J'ai le DROIT de savoir !
Actualités d'avril 2026
Communication syndicale
Pas de diffusion des pv du cse avec des informations confidentielles
Rappel des règles applicables
En application de l’article L. 2315-35 du Code du travail, le PV des réunions du CSE peut, après avoir été adopté, être affiché ou diffusé dans l’entreprise par le secrétaire du comité, selon des modalités précisées par le règlement intérieur du comité.
En outre, un syndicat a le droit de communiquer librement des informations au public sur un site internet, mais à la condition de ne pas divulguer d’informations confidentielles portant atteinte aux droits des tiers.
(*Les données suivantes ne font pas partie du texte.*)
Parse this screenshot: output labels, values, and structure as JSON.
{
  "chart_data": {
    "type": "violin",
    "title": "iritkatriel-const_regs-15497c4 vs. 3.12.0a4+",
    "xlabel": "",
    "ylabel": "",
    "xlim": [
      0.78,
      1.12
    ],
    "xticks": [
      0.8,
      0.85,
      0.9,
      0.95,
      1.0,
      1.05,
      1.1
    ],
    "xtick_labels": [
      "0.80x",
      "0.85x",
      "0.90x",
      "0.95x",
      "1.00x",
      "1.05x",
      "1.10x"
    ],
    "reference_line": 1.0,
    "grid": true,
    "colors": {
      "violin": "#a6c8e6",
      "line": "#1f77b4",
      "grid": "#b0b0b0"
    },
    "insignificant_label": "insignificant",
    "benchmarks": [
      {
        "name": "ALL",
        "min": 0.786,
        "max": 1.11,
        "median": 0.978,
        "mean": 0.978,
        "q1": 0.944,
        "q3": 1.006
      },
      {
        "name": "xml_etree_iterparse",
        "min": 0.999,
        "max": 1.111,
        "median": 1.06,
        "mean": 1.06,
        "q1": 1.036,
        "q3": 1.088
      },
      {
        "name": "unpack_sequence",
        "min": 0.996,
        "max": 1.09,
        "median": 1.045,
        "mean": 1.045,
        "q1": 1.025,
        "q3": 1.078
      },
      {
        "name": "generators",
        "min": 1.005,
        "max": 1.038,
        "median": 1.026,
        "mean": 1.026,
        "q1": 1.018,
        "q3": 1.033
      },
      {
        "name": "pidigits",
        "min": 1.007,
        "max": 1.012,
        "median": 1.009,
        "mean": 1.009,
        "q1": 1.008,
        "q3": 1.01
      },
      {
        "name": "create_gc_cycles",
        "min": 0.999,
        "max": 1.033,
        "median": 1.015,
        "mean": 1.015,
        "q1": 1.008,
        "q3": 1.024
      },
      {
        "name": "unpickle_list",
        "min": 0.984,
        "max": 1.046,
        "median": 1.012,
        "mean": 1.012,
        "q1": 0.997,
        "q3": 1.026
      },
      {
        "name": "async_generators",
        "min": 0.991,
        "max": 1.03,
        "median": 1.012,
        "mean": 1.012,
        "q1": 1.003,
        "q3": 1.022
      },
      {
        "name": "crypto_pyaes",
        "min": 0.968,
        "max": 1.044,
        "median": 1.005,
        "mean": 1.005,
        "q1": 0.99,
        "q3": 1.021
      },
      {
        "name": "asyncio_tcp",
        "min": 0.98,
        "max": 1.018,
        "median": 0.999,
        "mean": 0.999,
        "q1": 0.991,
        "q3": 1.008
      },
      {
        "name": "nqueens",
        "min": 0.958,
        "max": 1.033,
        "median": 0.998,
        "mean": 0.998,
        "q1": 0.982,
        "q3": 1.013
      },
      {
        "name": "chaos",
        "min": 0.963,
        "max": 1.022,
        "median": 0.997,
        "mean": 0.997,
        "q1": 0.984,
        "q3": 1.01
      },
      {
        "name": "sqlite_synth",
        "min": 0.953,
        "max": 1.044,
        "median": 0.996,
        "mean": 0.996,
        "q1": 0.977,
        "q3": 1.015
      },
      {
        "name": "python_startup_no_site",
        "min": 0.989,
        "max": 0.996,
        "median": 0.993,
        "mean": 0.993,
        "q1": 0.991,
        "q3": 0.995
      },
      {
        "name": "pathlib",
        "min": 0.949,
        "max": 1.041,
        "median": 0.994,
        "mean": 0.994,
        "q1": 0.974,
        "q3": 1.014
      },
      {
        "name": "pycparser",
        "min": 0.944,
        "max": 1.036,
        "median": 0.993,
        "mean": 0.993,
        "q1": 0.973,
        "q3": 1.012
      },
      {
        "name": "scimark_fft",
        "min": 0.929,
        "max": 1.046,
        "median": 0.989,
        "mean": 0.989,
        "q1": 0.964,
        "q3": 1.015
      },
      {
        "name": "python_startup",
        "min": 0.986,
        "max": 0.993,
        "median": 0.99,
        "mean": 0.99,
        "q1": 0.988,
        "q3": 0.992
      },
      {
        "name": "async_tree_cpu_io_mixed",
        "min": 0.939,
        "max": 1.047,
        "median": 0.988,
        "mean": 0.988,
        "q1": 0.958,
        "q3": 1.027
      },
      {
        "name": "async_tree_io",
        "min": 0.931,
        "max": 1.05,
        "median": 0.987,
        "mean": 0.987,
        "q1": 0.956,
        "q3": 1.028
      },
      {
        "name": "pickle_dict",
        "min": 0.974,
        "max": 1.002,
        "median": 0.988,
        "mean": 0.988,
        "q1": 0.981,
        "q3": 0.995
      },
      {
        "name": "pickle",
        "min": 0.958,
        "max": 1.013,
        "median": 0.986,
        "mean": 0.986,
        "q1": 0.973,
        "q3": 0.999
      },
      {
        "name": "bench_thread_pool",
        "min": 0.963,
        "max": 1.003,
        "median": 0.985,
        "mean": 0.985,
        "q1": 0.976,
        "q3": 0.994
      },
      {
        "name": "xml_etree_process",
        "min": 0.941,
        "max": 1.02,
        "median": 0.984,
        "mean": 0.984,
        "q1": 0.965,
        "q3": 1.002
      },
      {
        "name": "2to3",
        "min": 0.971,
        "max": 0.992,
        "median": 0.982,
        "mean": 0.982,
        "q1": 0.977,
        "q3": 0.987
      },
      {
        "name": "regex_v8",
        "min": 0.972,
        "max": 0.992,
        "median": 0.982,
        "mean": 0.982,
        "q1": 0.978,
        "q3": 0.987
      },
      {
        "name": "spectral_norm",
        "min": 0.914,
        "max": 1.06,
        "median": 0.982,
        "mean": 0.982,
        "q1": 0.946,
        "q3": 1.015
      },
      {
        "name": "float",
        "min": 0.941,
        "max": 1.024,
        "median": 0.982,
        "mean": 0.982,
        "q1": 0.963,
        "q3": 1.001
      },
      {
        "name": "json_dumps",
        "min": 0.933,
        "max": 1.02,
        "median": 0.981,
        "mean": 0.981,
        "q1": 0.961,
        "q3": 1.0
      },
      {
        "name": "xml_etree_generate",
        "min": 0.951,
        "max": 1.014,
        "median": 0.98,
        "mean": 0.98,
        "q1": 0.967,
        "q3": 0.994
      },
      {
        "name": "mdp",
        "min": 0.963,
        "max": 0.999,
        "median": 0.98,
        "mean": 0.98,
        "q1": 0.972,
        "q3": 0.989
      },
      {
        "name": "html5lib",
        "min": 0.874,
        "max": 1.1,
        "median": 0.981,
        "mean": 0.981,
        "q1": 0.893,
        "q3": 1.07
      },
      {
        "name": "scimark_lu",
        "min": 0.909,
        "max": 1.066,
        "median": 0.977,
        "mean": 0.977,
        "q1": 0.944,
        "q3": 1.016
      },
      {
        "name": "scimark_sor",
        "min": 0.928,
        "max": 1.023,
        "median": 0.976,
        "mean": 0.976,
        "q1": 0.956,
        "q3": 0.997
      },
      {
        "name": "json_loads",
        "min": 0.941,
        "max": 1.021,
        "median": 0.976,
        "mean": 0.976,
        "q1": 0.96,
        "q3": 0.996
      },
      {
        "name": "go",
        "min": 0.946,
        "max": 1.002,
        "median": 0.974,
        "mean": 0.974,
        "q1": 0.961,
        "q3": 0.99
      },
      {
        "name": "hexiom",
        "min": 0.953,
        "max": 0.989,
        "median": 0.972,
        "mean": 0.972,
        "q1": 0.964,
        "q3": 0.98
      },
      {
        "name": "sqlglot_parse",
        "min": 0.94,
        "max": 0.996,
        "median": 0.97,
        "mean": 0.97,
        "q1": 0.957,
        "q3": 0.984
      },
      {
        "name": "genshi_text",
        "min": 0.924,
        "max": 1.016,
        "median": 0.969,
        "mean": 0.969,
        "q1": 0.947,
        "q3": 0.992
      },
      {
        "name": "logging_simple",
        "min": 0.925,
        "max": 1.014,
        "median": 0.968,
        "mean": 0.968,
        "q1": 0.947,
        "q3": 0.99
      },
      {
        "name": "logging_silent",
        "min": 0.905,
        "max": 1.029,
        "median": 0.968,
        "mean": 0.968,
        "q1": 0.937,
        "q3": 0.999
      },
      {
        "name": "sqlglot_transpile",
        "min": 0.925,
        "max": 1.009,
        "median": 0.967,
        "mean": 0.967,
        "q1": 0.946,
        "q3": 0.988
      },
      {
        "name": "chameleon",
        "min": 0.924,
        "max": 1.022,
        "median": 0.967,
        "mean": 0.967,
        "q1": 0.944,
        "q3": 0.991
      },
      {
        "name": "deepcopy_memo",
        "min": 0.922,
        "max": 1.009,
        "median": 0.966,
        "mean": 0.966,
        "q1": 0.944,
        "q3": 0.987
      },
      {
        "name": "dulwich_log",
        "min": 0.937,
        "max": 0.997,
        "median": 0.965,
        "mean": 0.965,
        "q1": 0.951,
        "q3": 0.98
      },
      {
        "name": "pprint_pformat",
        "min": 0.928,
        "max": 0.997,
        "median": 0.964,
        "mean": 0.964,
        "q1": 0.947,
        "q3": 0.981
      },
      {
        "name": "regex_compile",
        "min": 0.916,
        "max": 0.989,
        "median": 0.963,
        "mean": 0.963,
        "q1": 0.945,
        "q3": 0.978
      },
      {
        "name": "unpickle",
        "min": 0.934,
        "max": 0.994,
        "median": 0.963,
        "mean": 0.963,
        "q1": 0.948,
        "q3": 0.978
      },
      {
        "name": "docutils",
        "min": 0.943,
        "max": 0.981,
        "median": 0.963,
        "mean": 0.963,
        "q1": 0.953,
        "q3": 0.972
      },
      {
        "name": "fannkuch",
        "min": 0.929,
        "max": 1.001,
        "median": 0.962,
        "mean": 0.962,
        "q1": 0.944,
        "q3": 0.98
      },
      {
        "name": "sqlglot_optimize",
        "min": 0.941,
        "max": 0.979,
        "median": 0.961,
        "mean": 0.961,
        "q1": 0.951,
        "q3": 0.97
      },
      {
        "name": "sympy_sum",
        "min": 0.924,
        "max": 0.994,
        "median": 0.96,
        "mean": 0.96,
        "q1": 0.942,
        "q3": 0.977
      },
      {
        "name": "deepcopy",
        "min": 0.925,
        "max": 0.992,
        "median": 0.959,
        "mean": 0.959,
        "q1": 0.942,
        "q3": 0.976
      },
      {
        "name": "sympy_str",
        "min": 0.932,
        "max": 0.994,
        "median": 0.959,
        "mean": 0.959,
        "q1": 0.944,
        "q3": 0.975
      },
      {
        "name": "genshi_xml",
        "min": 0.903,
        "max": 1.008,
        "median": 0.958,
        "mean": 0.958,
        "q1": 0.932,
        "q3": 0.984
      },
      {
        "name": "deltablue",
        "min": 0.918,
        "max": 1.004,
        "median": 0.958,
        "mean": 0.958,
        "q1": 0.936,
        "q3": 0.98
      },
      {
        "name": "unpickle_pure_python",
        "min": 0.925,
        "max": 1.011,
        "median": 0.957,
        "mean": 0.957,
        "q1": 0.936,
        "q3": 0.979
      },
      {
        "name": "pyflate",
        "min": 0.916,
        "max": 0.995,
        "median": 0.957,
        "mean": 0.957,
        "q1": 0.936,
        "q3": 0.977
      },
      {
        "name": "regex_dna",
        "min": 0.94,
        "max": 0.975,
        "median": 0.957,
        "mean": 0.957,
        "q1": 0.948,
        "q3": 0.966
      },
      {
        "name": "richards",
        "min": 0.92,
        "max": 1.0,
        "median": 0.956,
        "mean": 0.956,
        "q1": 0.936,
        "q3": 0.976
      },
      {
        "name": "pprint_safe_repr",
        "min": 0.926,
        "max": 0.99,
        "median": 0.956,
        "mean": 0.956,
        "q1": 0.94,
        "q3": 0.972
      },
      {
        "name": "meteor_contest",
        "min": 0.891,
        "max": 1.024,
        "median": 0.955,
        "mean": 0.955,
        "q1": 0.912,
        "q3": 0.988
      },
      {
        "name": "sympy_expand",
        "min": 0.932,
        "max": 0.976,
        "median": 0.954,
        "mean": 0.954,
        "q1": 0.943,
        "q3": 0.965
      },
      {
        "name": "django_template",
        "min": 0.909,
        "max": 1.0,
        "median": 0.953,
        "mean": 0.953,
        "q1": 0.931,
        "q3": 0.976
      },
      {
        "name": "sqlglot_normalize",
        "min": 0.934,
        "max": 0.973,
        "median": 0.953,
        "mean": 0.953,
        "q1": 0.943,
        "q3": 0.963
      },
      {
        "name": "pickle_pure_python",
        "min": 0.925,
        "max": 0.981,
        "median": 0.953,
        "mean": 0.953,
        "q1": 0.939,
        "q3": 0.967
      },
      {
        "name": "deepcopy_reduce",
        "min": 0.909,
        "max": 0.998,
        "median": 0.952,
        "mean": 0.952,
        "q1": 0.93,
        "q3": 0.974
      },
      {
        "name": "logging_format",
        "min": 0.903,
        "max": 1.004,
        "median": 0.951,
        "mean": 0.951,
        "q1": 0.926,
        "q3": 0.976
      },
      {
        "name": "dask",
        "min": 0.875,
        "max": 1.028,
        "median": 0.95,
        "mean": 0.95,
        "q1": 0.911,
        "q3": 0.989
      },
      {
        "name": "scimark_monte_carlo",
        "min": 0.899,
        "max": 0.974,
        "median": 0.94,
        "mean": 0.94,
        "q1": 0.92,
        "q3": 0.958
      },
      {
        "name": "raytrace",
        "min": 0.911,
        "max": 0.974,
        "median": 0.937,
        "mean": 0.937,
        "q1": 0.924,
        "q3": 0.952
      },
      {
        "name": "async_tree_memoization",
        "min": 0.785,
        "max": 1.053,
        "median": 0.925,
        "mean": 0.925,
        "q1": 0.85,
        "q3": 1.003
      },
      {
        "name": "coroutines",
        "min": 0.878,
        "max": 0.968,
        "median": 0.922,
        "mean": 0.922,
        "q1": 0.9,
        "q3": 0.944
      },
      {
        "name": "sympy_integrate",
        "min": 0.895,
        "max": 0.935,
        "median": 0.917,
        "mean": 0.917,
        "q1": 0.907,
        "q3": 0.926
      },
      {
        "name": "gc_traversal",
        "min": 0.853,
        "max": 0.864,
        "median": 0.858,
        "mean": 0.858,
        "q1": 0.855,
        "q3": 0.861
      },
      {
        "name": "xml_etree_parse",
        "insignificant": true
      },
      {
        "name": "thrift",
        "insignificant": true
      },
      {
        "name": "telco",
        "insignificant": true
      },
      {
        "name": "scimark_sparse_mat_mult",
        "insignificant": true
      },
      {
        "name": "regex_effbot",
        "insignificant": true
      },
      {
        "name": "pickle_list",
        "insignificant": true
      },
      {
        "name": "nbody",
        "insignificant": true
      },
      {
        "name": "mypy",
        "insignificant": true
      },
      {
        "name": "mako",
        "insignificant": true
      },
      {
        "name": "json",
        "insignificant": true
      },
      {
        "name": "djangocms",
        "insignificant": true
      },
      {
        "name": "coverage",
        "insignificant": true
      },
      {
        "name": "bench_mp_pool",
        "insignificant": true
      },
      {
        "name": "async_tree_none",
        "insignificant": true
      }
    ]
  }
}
Les membres de la délégation du personnel du CSE et les représentants syndicaux sont tenus à une obligation de discrétion à l’égard des informations revêtant un caractère confidentiel et présentées comme telles par l’employeur (article L. 2315-3 du Code du travail).
La Cour de cassation a posé un principe général à ce titre dans une de ses décisions (Cass. Soc., 5 nov. 2014, n° 13-17.270) : pour satisfaire aux conditions de l’article L. 2315-3 du code du travail l’information donnée aux membres du comité :
– être déclarée confidentielle par l’employeur ;
– et être de nature confidentielle, au regard des intérêts légitimes de l’entreprise.
En application de l’article 10 de la convention de sauvegarde des droits de l’homme, des restrictions à la liberté d’expression peuvent être prévues par la loi lorsqu’elles sont nécessaires à la protection des droits d’autrui, notamment pour empêcher la divulgation d’informations confidentielles, de telles restrictions devant être proportionnées au but légitime poursuivi.
Quels étaient les faits ayant donné lieu au litige ?
Un syndicat publie sur son site internet un article reprenant un avis rendu par le CSE central dans le cadre de la consultation sur la situation économique et financière de l’entreprise.
L’employeur demande au délégué syndical central le retrait de l’avis publié.
Le délégué syndical supprime les données chiffrées et les noms des clients figurant dans l’avis mais maintient le reste en ligne, estimant que l’avis publié ne contient plus aucun élément confidentiel.
L’employeur formule une nouvelle demande de retrait, refusée par le syndicat.
Il saisit alors la juridiction des référés pour obtenir le retrait de la publication, faisant valoir un trouble manifestement illicite du fait de la publication et obtient gain de cause.
La Cour d’appel confirme le retrait de la publication en ligne après avoir constaté que, même après que le syndicat a retiré un certain nombre de données, les informations diffusées comportent encore des éléments à caractère confidentiel.
Le syndicat se pourvoit en cassation.
Quelle est la solution dégagée par la Cour de Cassation ?
La Cour de cassation confirme l’arrêt de la Cour d’appel et rejette le pourvoi du syndicat.
Pour la Cour, le caractère confidentiel peut résulter des documents ayant servi de base à l’avis du CSE central, même en l’absence de mention expresse dans l’avis lui-même.
Si le PV et l’avis du CSE central ne comportaient pas de mention de confidentialité, le caractère confidentiel des données était apparent sur un certain nombre de documents sur lesquels cet avis était fondé (rapport du commissaire aux comptes, colonne « date de fin de confidentialité » inscrite dans la BDESE, première page du rapport d’expertise estampillée « confidentiel » en rouge…).
En outre, bien que ne comportant plus d’informations chiffrées, la publication du syndicat comportait toujours de nombreux éléments que l’entreprise était fondée à vouloir préserver notamment de ses concurrents, s’agissant de données stratégiques, sensibles et confidentielles relatives à sa situation économique et financière.
Elle retient donc que les juges d’appel pouvaient en toute logique en déduire le caractère confidentiel des informations litigieuses, de nature à justifier l’interdiction de leur divulgation au regard des intérêts légitimes de l’entreprise dans un cadre concurrentiel.
Elle rappelle en outre que les PV de réunion du CSE ou du CSE central, dont les avis font partie intégrante, n’ont pas vocation à être diffusés à l’extérieur de l’entreprise.